Friday 5 November 2010

The English Language


A few weeks ago, Zach wrote, as the first of “Three Things I Have Learned:”

1) Americans speak English better than the English.

I must immediately add a qualifier. We speak English more correctly than some of the English, specifically those from Northern England.

I came here prepared to concede that since it was English, the English had it right and we did not. But after a month of being unable to decipher what bus drivers and waitresses are saying, I have concluded that they are actually speaking it wrong.

I intentionally used the word “better” in the heading in case some of my new English friends wished to disagree. Go ahead, say “better.” Ah ha! Where is the rule that says the double ts are silent? “Be'er.” Listen to people from the Yorkshire talk. If there is a hard consonant in the middle of a word, they often leave it out. Also, I haven't been able to figure out a rule yet, but they seem to drop prepositions from sentences. “Let's go to the cinema” becomes “Let's go cinema.” Besides these things, we simply enunciate better.


Sarah Lewis had a different perspective:

Speaking English
Just because I know how to speak English, it doesn’t mean I know what anyone is saying in England. I have come across a variety of terms, and compiled a few of them here.

First there is the word mingy, or minger. Mingy is used to describe something basically unpleasant or nasty as in the phrase “Brown sauce is Mingy”. Another way to describe something unpleasant is the word rubbish. Rubbish basically means trashy. The trashcan however is called the “bin”.

When calling someone your friend, you have a few options. Mate is one way. Bloke, which I thought English people didn’t actually use, is also used a lot. You can also call someone a lad or lass, depending on the gender. Women are referred to as “birds”. If you’re a female you can also be a duck as in “ducky” or a hen. I have also learned some slang to describe what my generation would call a young male who is generally an ass. Here, these boys are called “Chavs”. You can spot a chav because he is wearing an Addidas sweat suit, has large headphones, and a hat on backwards or to the side. Avoid Chavs at all costs. They are also called scoobies.

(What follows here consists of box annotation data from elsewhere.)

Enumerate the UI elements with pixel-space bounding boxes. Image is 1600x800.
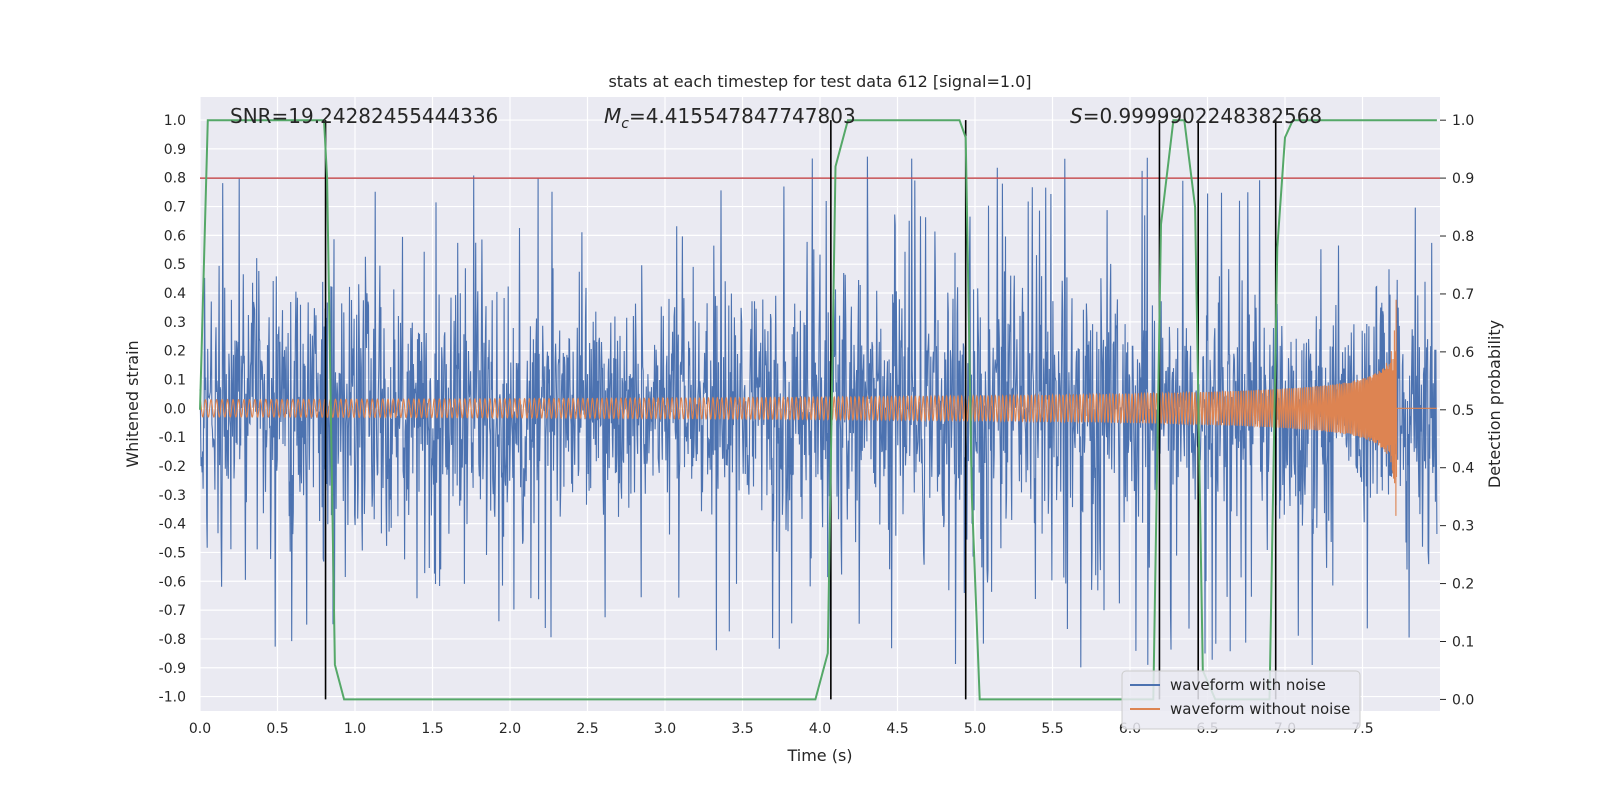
y-tick-label: 0.8 xyxy=(164,171,186,187)
legend-label-clean: waveform without noise xyxy=(1170,700,1350,718)
y-tick-label: 0.4 xyxy=(164,286,186,302)
series-detection-line xyxy=(199,119,1437,701)
y-tick-label: -0.7 xyxy=(159,603,186,619)
y-tick-label: -0.8 xyxy=(159,632,186,648)
legend-label-noise: waveform with noise xyxy=(1170,676,1326,694)
y-tick-label: 0.9 xyxy=(164,142,186,158)
y-tick-label: -1.0 xyxy=(159,690,186,706)
x-tick-label: 0.0 xyxy=(189,721,211,737)
y-right-tick-label: 0.6 xyxy=(1452,345,1474,361)
y-tick-label: -0.3 xyxy=(159,488,186,504)
tick-labels: 0.00.51.01.52.02.53.03.54.04.55.05.56.06… xyxy=(159,113,1475,737)
y-right-tick-label: 0.2 xyxy=(1452,577,1474,593)
y-tick-label: 0.1 xyxy=(164,372,186,388)
x-tick-label: 0.5 xyxy=(266,721,288,737)
y-axis-title: Whitened strain xyxy=(123,340,142,467)
y-right-tick-label: 0.1 xyxy=(1452,634,1474,650)
y-tick-label: -0.4 xyxy=(159,517,186,533)
series-clean-line xyxy=(199,299,1437,516)
clean-waveform-layer xyxy=(199,299,1437,516)
x-tick-label: 1.5 xyxy=(421,721,443,737)
overlay-layer xyxy=(199,119,1440,701)
y-tick-label: -0.9 xyxy=(159,661,186,677)
y-tick-label: -0.1 xyxy=(159,430,186,446)
x-axis-title: Time (s) xyxy=(786,746,852,765)
x-tick-label: 3.5 xyxy=(731,721,753,737)
y-tick-label: -0.5 xyxy=(159,545,186,561)
x-tick-label: 2.0 xyxy=(499,721,521,737)
y-tick-label: 0.3 xyxy=(164,315,186,331)
x-tick-label: 5.0 xyxy=(964,721,986,737)
y-tick-label: 0.2 xyxy=(164,344,186,360)
y-right-tick-label: 0.3 xyxy=(1452,519,1474,535)
x-tick-label: 1.0 xyxy=(344,721,366,737)
y-right-tick-label: 0.4 xyxy=(1452,461,1474,477)
y-tick-label: -0.2 xyxy=(159,459,186,475)
x-tick-label: 2.5 xyxy=(576,721,598,737)
y-tick-label: 0.5 xyxy=(164,257,186,273)
y-tick-label: 1.0 xyxy=(164,113,186,129)
x-tick-label: 3.0 xyxy=(654,721,676,737)
y-tick-label: 0.0 xyxy=(164,401,186,417)
y-right-tick-label: 0.0 xyxy=(1452,692,1474,708)
chart-title: stats at each timestep for test data 612… xyxy=(608,72,1031,91)
y-tick-label: 0.6 xyxy=(164,228,186,244)
y-tick-label: 0.7 xyxy=(164,200,186,216)
legend: waveform with noise waveform without noi… xyxy=(1121,670,1361,730)
x-tick-label: 4.5 xyxy=(886,721,908,737)
y-right-tick-label: 0.8 xyxy=(1452,229,1474,245)
y-right-tick-label: 0.7 xyxy=(1452,287,1474,303)
snr-annotation: SNR=19.24282455444336 xyxy=(230,104,498,128)
y-tick-label: -0.6 xyxy=(159,574,186,590)
chirp-mass-annotation: Mc=4.415547847747803 xyxy=(604,104,856,132)
y-right-tick-label: 1.0 xyxy=(1452,113,1474,129)
y-axis-right-title: Detection probability xyxy=(1485,320,1504,488)
legend-box xyxy=(1121,670,1361,730)
y-right-tick-label: 0.9 xyxy=(1452,171,1474,187)
score-annotation: S=0.9999902248382568 xyxy=(1070,104,1322,128)
x-tick-label: 5.5 xyxy=(1041,721,1063,737)
x-tick-label: 4.0 xyxy=(809,721,831,737)
y-right-tick-label: 0.5 xyxy=(1452,403,1474,419)
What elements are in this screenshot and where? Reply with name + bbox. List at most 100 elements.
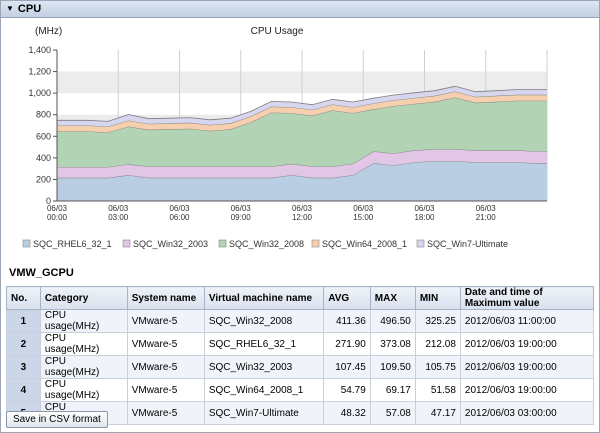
- table-cell: 4: [6, 378, 41, 402]
- column-header: System name: [126, 286, 205, 310]
- y-tick-label: 1,200: [28, 67, 51, 77]
- legend-label: SQC_Win32_2003: [133, 239, 208, 249]
- area-series: [57, 86, 547, 127]
- table-cell: 2: [6, 332, 41, 356]
- cpu-section-header[interactable]: ▼ CPU: [1, 1, 599, 18]
- table-cell: VMware-5: [126, 401, 205, 425]
- cpu-usage-chart: 0 200 400 600 800 1,000 1,200 1,400 06/03 00:00 06…: [22, 26, 548, 249]
- y-tick-label: 1,000: [28, 88, 51, 98]
- y-tick-label: 0: [46, 196, 51, 206]
- table-cell: 373.08: [369, 332, 416, 356]
- legend-swatch: [311, 239, 320, 248]
- table-cell: 2012/06/03 11:00:00: [459, 309, 595, 333]
- series-line: [57, 85, 547, 122]
- legend-swatch: [122, 239, 131, 248]
- column-header: Category: [39, 286, 128, 310]
- x-tick-label: 06/03: [231, 204, 252, 213]
- table-cell: SQC_RHEL6_32_1: [203, 332, 325, 356]
- table-cell: VMware-5: [126, 378, 205, 402]
- table-body: 1 CPU usage(MHz) VMware-5 SQC_Win32_2008 411…: [6, 309, 595, 425]
- table-cell: 47.17: [414, 401, 461, 425]
- table-cell: 107.45: [323, 355, 371, 379]
- x-tick-label: 21:00: [476, 213, 497, 222]
- table-cell: 271.90: [323, 332, 371, 356]
- table-cell: 411.36: [323, 309, 371, 333]
- table-cell: 48.32: [323, 401, 371, 425]
- x-tick-label: 06/03: [108, 204, 129, 213]
- area-series: [57, 97, 547, 167]
- table-cell: 2012/06/03 19:00:00: [459, 355, 595, 379]
- cpu-usage-table: No. Category System name Virtual machine na…: [6, 286, 595, 425]
- table-cell: VMware-5: [126, 355, 205, 379]
- triangle-down-icon[interactable]: ▼: [6, 4, 14, 13]
- legend-label: SQC_Win64_2008_1: [322, 239, 407, 249]
- x-tick-label: 09:00: [231, 213, 252, 222]
- area-series: [57, 149, 547, 178]
- table-cell: 2012/06/03 19:00:00: [459, 378, 595, 402]
- table-cell: 212.08: [414, 332, 461, 356]
- legend-label: SQC_Win32_2008: [229, 239, 304, 249]
- x-tick-label: 06/03: [353, 204, 374, 213]
- column-header: Date and time of Maximum value: [459, 286, 595, 310]
- table-cell: SQC_Win64_2008_1: [203, 378, 325, 402]
- y-tick-label: 600: [36, 131, 51, 141]
- x-tick-label: 00:00: [47, 213, 68, 222]
- column-header: MAX: [369, 286, 416, 310]
- table-cell: 496.50: [369, 309, 416, 333]
- area-series: [57, 161, 547, 201]
- y-tick-label: 400: [36, 153, 51, 163]
- y-tick-label: 1,400: [28, 45, 51, 55]
- section-title: CPU: [17, 3, 42, 15]
- table-cell: SQC_Win32_2003: [203, 355, 325, 379]
- save-csv-button[interactable]: Save in CSV format: [6, 411, 108, 428]
- x-tick-label: 06/03: [414, 204, 435, 213]
- legend-label: SQC_RHEL6_32_1: [33, 239, 112, 249]
- x-tick-label: 12:00: [292, 213, 313, 222]
- column-header: MIN: [414, 286, 461, 310]
- table-row: 4 CPU usage(MHz) VMware-5 SQC_Win64_2008_1 5…: [6, 378, 595, 402]
- area-series: [57, 91, 547, 133]
- column-header: No.: [6, 286, 41, 310]
- table-row: 3 CPU usage(MHz) VMware-5 SQC_Win32_2003 107…: [6, 355, 595, 379]
- table-title: VMW_GCPU: [9, 267, 74, 279]
- table-cell: 105.75: [414, 355, 461, 379]
- chart-title: CPU Usage: [251, 26, 304, 37]
- table-header-row: No. Category System name Virtual machine na…: [6, 286, 595, 310]
- x-tick-label: 06/03: [476, 204, 497, 213]
- y-tick-label: 200: [36, 174, 51, 184]
- x-tick-label: 15:00: [353, 213, 374, 222]
- table-cell: VMware-5: [126, 309, 205, 333]
- table-row: 2 CPU usage(MHz) VMware-5 SQC_RHEL6_32_1 271…: [6, 332, 595, 356]
- column-header: Virtual machine name: [203, 286, 325, 310]
- table-cell: VMware-5: [126, 332, 205, 356]
- legend-swatch: [218, 239, 227, 248]
- table-cell: 325.25: [414, 309, 461, 333]
- y-tick-label: 800: [36, 110, 51, 120]
- legend-label: SQC_Win7-Ultimate: [427, 239, 508, 249]
- table-cell: CPU usage(MHz): [39, 309, 128, 333]
- x-tick-label: 06:00: [169, 213, 190, 222]
- legend-swatch: [22, 239, 31, 248]
- x-tick-label: 06/03: [169, 204, 190, 213]
- table-cell: CPU usage(MHz): [39, 355, 128, 379]
- table-cell: CPU usage(MHz): [39, 378, 128, 402]
- column-header: AVG: [323, 286, 371, 310]
- x-tick-label: 03:00: [108, 213, 129, 222]
- table-cell: 57.08: [369, 401, 416, 425]
- table-row: 1 CPU usage(MHz) VMware-5 SQC_Win32_2008 411…: [6, 309, 595, 333]
- legend-swatch: [416, 239, 425, 248]
- x-tick-label: 18:00: [414, 213, 435, 222]
- table-cell: 109.50: [369, 355, 416, 379]
- x-tick-label: 06/03: [292, 204, 313, 213]
- table-cell: CPU usage(MHz): [39, 332, 128, 356]
- table-cell: SQC_Win32_2008: [203, 309, 325, 333]
- table-cell: 54.79: [323, 378, 371, 402]
- table-cell: 2012/06/03 03:00:00: [459, 401, 595, 425]
- table-cell: 2012/06/03 19:00:00: [459, 332, 595, 356]
- table-cell: 69.17: [369, 378, 416, 402]
- table-cell: SQC_Win7-Ultimate: [203, 401, 325, 425]
- y-axis-label: (MHz): [35, 26, 62, 37]
- table-cell: 1: [6, 309, 41, 333]
- table-cell: 3: [6, 355, 41, 379]
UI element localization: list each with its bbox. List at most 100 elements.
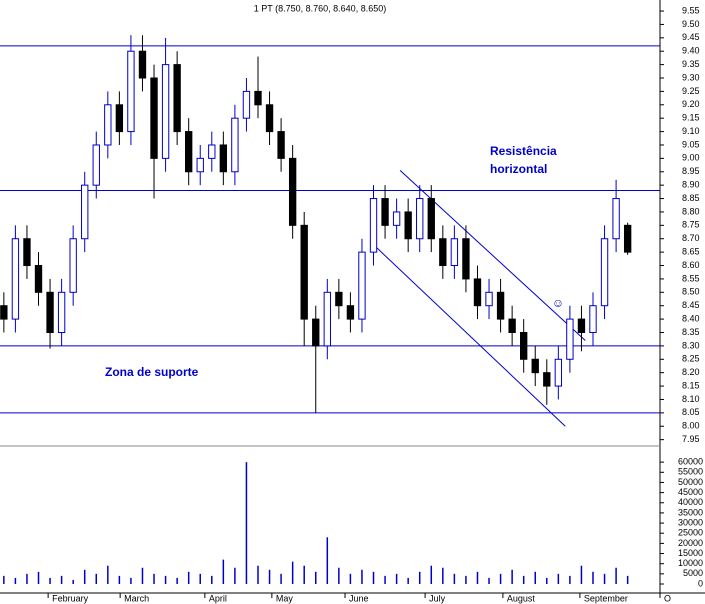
candle-body (11, 238, 20, 320)
candle-body (127, 50, 135, 133)
x-tick-label: July (429, 593, 446, 603)
y-tick-label: 8.95 (682, 166, 700, 176)
candle-body (300, 224, 308, 320)
candle-body (600, 238, 609, 307)
candle-body (566, 318, 574, 360)
x-tick-label: June (349, 593, 369, 603)
y-tick-label: 9.50 (682, 19, 700, 29)
candle-body (508, 318, 516, 333)
annotation: ☺ (552, 296, 564, 310)
candle-body (462, 238, 470, 280)
y-tick-label: 8.80 (682, 206, 700, 216)
chart-title: 1 PT (8.750, 8.760, 8.640, 8.650) (254, 3, 386, 13)
y-tick-label: 9.05 (682, 139, 700, 149)
y-tick-label: 9.15 (682, 113, 700, 123)
volume-tick-label: 40000 (678, 497, 703, 507)
candle-body (161, 64, 170, 159)
volume-tick-label: 5000 (683, 568, 703, 578)
volume-tick-label: 60000 (678, 457, 703, 467)
y-tick-label: 8.45 (682, 300, 700, 310)
y-tick-label: 8.50 (682, 287, 700, 297)
y-tick-label: 8.25 (682, 354, 700, 364)
candle-body (450, 238, 459, 267)
candle-body (404, 211, 412, 240)
y-tick-label: 8.75 (682, 220, 700, 230)
volume-tick-label: 15000 (678, 548, 703, 558)
candle-body (277, 131, 285, 159)
y-tick-label: 8.40 (682, 313, 700, 323)
candle-body (81, 184, 89, 240)
y-tick-label: 9.10 (682, 126, 700, 136)
volume-tick-label: 0 (698, 578, 703, 588)
x-tick-label: March (124, 593, 149, 603)
y-tick-label: 8.70 (682, 233, 700, 243)
y-tick-label: 8.30 (682, 340, 700, 350)
candle-body (46, 291, 54, 333)
x-tick-label: February (52, 593, 89, 603)
y-tick-label: 8.60 (682, 260, 700, 270)
candle-body (392, 211, 401, 226)
y-tick-label: 8.15 (682, 380, 700, 390)
candle-body (623, 224, 632, 253)
candle-body (312, 318, 320, 347)
y-tick-label: 9.20 (682, 99, 700, 109)
candle-body (231, 117, 239, 173)
candle-body (520, 331, 528, 360)
candle-body (381, 198, 389, 226)
candle-body (335, 291, 343, 307)
volume-tick-label: 25000 (678, 528, 703, 538)
y-tick-label: 9.35 (682, 59, 700, 69)
annotation: horizontal (490, 162, 547, 176)
candle-body (173, 64, 181, 133)
candle-body (196, 157, 204, 173)
y-tick-label: 8.90 (682, 180, 700, 190)
y-tick-label: 9.45 (682, 32, 700, 42)
y-tick-label: 8.35 (682, 327, 700, 337)
volume-tick-label: 10000 (678, 558, 703, 568)
candle-body (485, 291, 493, 307)
candle-body (150, 77, 158, 159)
y-tick-label: 8.10 (682, 394, 700, 404)
candle-body (0, 305, 8, 320)
candle-body (554, 358, 563, 387)
y-tick-label: 7.95 (682, 434, 700, 444)
candle-body (531, 358, 539, 374)
candle-body (115, 104, 124, 133)
y-tick-label: 8.05 (682, 407, 700, 417)
candle-body (57, 291, 66, 333)
candle-body (254, 90, 262, 106)
y-tick-label: 8.65 (682, 247, 700, 257)
candle-body (34, 265, 43, 293)
annotation: Zona de suporte (105, 365, 199, 379)
volume-tick-label: 35000 (678, 507, 703, 517)
candle-body (427, 198, 435, 240)
candle-body (288, 157, 297, 226)
candle-body (612, 198, 620, 240)
candle-body (92, 144, 100, 186)
candle-body (242, 90, 251, 119)
candle-body (69, 238, 77, 293)
y-tick-label: 9.25 (682, 86, 700, 96)
candle-body (219, 144, 228, 173)
annotation: Resistência (490, 144, 557, 158)
volume-tick-label: 30000 (678, 517, 703, 527)
candle-body (473, 278, 482, 307)
candle-body (104, 104, 112, 146)
volume-tick-label: 45000 (678, 487, 703, 497)
candle-body (369, 198, 378, 253)
y-tick-label: 9.55 (682, 5, 700, 15)
candle-body (138, 50, 147, 79)
volume-tick-label: 50000 (678, 477, 703, 487)
candle-body (543, 372, 551, 387)
candle-body (23, 238, 31, 267)
y-tick-label: 8.55 (682, 273, 700, 283)
y-tick-label: 8.20 (682, 367, 700, 377)
y-tick-label: 9.30 (682, 72, 700, 82)
candle-body (265, 104, 274, 133)
x-tick-label: August (507, 593, 536, 603)
candle-body (358, 251, 366, 320)
candle-body (346, 305, 355, 320)
candle-body (323, 291, 331, 347)
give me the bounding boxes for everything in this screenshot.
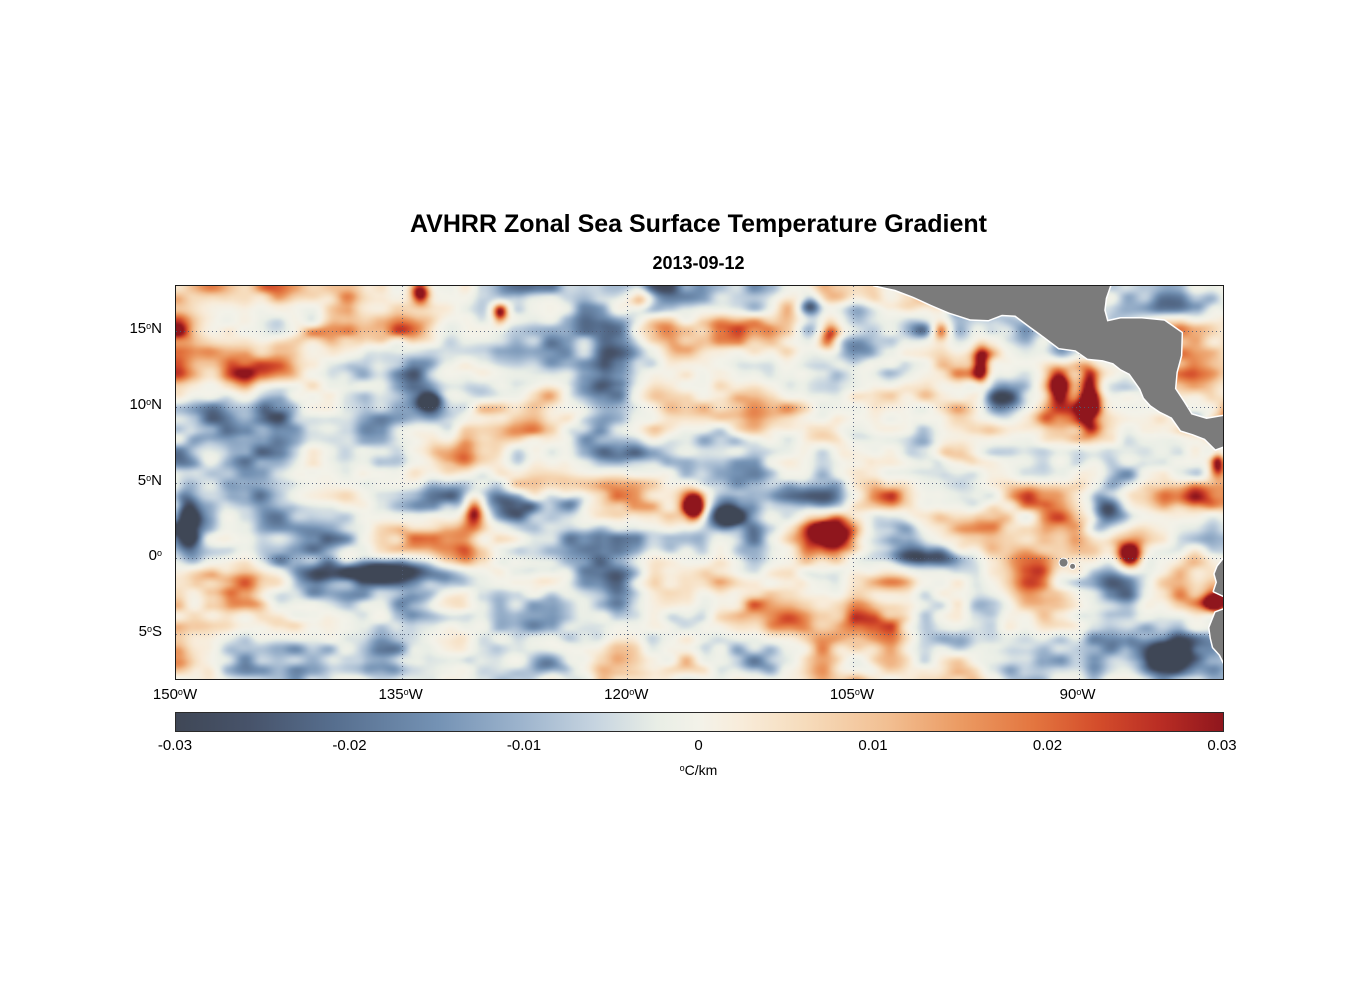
y-tick-label: 10oN — [129, 395, 162, 413]
colorbar-tick-label: 0.01 — [858, 737, 888, 754]
land-mass — [1208, 608, 1223, 664]
colorbar — [175, 712, 1224, 732]
colorbar-tick-label: -0.02 — [332, 737, 367, 754]
degree-symbol: o — [679, 763, 685, 773]
degree-symbol: o — [146, 321, 152, 332]
x-tick-label: 90oW — [1059, 686, 1096, 703]
x-tick-label: 105oW — [829, 686, 875, 703]
colorbar-tick-label: -0.01 — [506, 737, 542, 754]
colorbar-tick-label: 0.02 — [1032, 737, 1063, 754]
colorbar-tick-label: -0.03 — [157, 737, 193, 754]
colorbar-unit-label: oC/km — [175, 762, 1222, 778]
chart-subtitle: 2013-09-12 — [652, 253, 745, 273]
y-tick-label: 5oN — [137, 471, 162, 489]
degree-symbol: o — [1076, 687, 1082, 697]
colorbar-unit-text: C/km — [684, 762, 718, 778]
degree-symbol: o — [146, 623, 152, 634]
y-tick-label: 5oS — [138, 622, 162, 640]
y-tick-label: 0o — [148, 547, 162, 565]
island — [1058, 557, 1069, 568]
degree-symbol: o — [854, 687, 860, 697]
map-overlay — [176, 286, 1223, 679]
degree-symbol: o — [177, 687, 183, 697]
chart-title: AVHRR Zonal Sea Surface Temperature Grad… — [409, 210, 987, 238]
island — [1069, 562, 1077, 570]
colorbar-tick-label: 0 — [694, 737, 703, 754]
land-mass — [872, 286, 1223, 451]
degree-symbol: o — [629, 687, 635, 697]
sst-gradient-field — [176, 286, 1223, 679]
x-tick-label: 120oW — [604, 686, 649, 703]
degree-symbol: o — [156, 548, 162, 559]
land-mass — [1212, 557, 1223, 598]
degree-symbol: o — [146, 472, 152, 483]
x-tick-label: 150oW — [152, 686, 198, 703]
degree-symbol: o — [146, 396, 152, 407]
y-tick-label: 15oN — [129, 320, 162, 338]
y-axis-ticks: 15oN 10oN 5oN 0o 5oS — [0, 285, 168, 678]
x-axis-ticks: 150oW 135oW 120oW 105oW 90oW — [153, 686, 1222, 710]
map-plot — [175, 285, 1224, 680]
colorbar-ticks: -0.03 -0.02 -0.01 0 0.01 0.02 0.03 — [158, 737, 1237, 757]
degree-symbol: o — [403, 687, 409, 697]
x-tick-label: 135oW — [378, 686, 423, 703]
colorbar-tick-label: 0.03 — [1207, 737, 1237, 754]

Cars also cause some language barriers. They are not turn signals they are indicator lights. If you’re talking about loading up a truck, people will just look at you like your crazy. Instead it’s a boot. Gasoline or Gas doesn’t exist either. Petroleum or Petrol is the proper term.

The words used for clothing is also very entertaining. Tennis shoes are not tennis shoes, they are trainers. It makes sense, because you don’t necessarily use them just while playing tennis. Sweat shirts or long sleeved shirts are “Jumpers”. This makes me giggle because it reminds me of nasty one piece overalls that women in the 80’s wear. Trousers are worn instead of pants, because pants are used to describe underpants. Use caution while talking about a stain on your pants.

So, there is a basic crash “module” in how to speak ENGLISH English. In all honesty it’s best to comply; after all they spoke it first. You may have to ask them to repete themselves twice or five times, but most people don’t mind. Its an interesting and imaginative language, and overall, pretty entertaining.


As is true of Minnesotans loving the Minnesotan accent (even while they make fun of it), people of Yorkshire love to caricature the way they talk, or the way their countrymen, especially rural countrymen, talk.  You'll find below a few of the words Sarah talked about in her piece, as well as the happy disregard for basic enunciation Zach mentioned.  So it's not a caricature, really.  "Os" has all sorts of meanings depending on how it's pronounced.


An Os
From Paul Thornton

I was walking down the street t'other day when ah met me mate.
"Hows tha bin"? he asked.
"I feel like an 'os" ses I
"An 'os" ses he
"Aye lad, Champion".

One that I was told back in the day spoke of Scottish butcher standing in his shop with his back to the roaring fire.  A customer comes in and asks: "Is that your Ayreshire bacon?" to which he answers, "No, I'm just a warmin of me hands."